By Amy Cui (III), Contributing Writer

The strikingly low attendance among the Boston Latin School community is becoming a new norm. Classrooms have not looked the same since the pandemic, and the latest surge of the Omicron variant has further altered the atmosphere of schools across the country, especially at BLS. With over 51,000 positive COVID-19 cases and the 20 percent absence rate in Massachusetts schools alone, Governor Charlie Baker and the Massachusetts Department of Elementary and Secondary Education (DESE) should consider virtual learning as an option to relieve the overstretched education system.

Governor Baker and Massachusetts officials are upholding a false sense of normalcy that jeopardizes both the individual and overall health of school communities. As with other issues, the more options the better, so why isn’t virtual learning on the table? The recent rise in cases has only highlighted the lack of protection and unsafe situations students and staff are exposed to every day. Virtual learning is a safer alternative that offers flexibility and adaptability with the rapidly mutating COVID-19 variant.

While going completely remote certainly has many negative effects because not all students can learn through a screen, it is crucial to understand that when discussing a virtual option, it is about giving schools the autonomy to make decisions that work best for their community.

Incorporating remote learning days opens up safer arrangements for individuals who need to quarantine. Staff shortages and large class absences would be accounted for, as students and teachers with COVID-19 could attend classes from the safety of their home.

When asked about her COVID-19 quarantining experience, Keeva Donoghue (III) says, “I didn’t have very harsh symptoms. […] I definitely feel like there were no symptoms that were stopping me from being able to take notes if I was in a virtual class or paying attention or attending class if it was virtual.” Many other students share similar experiences with Donoghue, where the largest effect of COVID-19 was the pressure and stress from falling behind in school. BLS English teacher Ms.
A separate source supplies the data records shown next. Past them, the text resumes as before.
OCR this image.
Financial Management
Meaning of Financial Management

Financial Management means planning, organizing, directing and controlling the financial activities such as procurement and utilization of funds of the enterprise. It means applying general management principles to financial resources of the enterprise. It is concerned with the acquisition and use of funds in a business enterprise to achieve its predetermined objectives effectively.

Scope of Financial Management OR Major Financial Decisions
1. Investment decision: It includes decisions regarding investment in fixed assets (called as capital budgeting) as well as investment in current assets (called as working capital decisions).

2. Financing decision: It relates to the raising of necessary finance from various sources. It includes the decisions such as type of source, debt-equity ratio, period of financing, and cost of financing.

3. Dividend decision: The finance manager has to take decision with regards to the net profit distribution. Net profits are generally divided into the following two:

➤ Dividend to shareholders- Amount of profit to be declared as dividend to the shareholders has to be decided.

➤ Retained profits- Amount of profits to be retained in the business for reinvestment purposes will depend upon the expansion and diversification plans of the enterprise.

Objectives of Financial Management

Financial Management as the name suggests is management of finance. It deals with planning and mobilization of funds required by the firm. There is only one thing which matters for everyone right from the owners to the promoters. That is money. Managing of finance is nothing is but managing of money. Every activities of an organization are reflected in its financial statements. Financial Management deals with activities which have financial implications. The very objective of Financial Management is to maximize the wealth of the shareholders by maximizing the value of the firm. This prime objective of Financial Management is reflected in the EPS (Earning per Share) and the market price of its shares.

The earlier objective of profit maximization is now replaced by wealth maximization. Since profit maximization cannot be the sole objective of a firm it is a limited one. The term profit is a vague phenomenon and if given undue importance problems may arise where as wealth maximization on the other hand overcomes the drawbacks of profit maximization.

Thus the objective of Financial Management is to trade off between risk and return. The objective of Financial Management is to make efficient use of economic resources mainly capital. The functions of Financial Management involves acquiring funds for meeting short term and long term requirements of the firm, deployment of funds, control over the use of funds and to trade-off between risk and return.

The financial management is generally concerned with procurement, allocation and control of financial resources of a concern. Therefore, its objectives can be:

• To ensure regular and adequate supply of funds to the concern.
Lynn Burke also agrees that “if we went remote, we would be able to keep everybody on the same page.”

Not only does virtual learning accommodate infected people, it also prevents infection among the immediate and extended members of the school community. Particularly for students who are awaiting COVID-19 test results or have family members positive with COVID-19, a virtual option significantly reduces the risk of transmission to high-risk family members with underlying health conditions.

William Hu (I) says, “They should have the option to be at home and feel safe, and it opens up so much more space for those who need to go in person.” As Hu points out, COVID-19 hotspots like the cafeteria, auditorium, staircases, hallways and entrance ways would be less crowded. Those who do need to attend in-person school due to varying home situations would be in overall safer learning conditions.

Pushing for a remote option in Massachusetts schools means a greater say in their approach to the recent COVID-19 surges, which promotes better physical and mental well-being in all school communities. In such an uncertain time and unwavering administration, it is critical to make one’s voice heard. Sign petitions and share information about the lack of choices for Massachusetts schools, and as Hu sums up, “[The governor’s administration and DESE] are not really giving us the option to feel safe, [but] safety shouldn’t be an option. It should be a right.”